His Reverie (Reverie #1)(29)
“How do you know she’s vowed chastity or whatever to her daddy?” I ask with an eye roll added in for good measure. I hope he believes I’m blowing this entire thing off. Can’t have him know how curious I really am. “This all sounds like a total crock.”
“I know it’s freaking true because they held a celebration dinner here last summer.” Michael kicks at a rock and sends it flying. “Weird right? They invited a few close friends and some other girl who also made the same vow to her father. They were one big happy family of virgins swearing their virtue to their daddies.”

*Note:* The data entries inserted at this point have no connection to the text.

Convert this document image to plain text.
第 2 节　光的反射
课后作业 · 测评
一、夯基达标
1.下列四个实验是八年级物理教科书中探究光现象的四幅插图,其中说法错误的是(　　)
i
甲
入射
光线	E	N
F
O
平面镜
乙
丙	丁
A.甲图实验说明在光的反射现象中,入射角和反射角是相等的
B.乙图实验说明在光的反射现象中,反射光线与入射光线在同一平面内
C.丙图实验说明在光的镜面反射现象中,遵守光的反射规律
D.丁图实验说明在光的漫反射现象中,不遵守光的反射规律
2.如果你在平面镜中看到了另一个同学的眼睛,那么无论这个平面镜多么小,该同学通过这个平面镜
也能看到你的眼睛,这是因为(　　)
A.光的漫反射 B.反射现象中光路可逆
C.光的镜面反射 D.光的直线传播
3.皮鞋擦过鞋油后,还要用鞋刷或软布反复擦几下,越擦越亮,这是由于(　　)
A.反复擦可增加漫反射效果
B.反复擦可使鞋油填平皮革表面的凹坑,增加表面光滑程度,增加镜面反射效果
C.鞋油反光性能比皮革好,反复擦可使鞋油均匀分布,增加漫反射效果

Hell. Here I went kissing a girl in the stables—f*cking shirtless—and she’s made a vow of purity to her father to remain a virgin until…what? She marries? Or is she stuck with her dad as a virgin forever?
Okay that last thought is just flat out creepy.
“So I’m warning you. There’s nothing there when it comes to Reverie. Nothing. Even if she flirts with you, you don’t stand a chance,” Michael says. “She’s a good girl. She does what her parents say. She has an entire congregation on national television watching her every move.”
“She’s hardly on the show anymore,” I say in annoyance, my thoughts in turmoil. I can hardly comprehend what Michael just told me. It’s all so damn weird.
“That you even know this proves to me you already know too much.” He points his finger at me. “Leave her alone, Fairfield. Find some other chick to sniff after. Some girl who’ll give it up to you easily and doesn’t have all that baggage. Rev’s sweet and she’s a freaking hottie, but she won’t put out. And even if she did—which she so won’t—you will never come first. Her family does. And after her family comes God. She’s the real deal man.”
His words linger in my head long after we say goodbye and leave Hale House in separate cars. They haunt me for my next two days off. After I fight off Krista multiple times when she tries to freakin’ accost me. When I find myself in my room, in my bed late at night staring at the ceiling, thinking of Reverie. Remembering how soft her lips were, how she whispered my name, her hand on my skin, fingers curled around the back of my neck. Her tongue…
Jesus. Her tongue.
I need to stay away from her. What I want, I’m not going to get. I should tell Krista to come over and take out all of my sexual frustration on her. She’d be a more than willing participant.
Instead it’s just me and my hand, with thoughts of Reverie floating through my mind. These two days off give me much needed distance.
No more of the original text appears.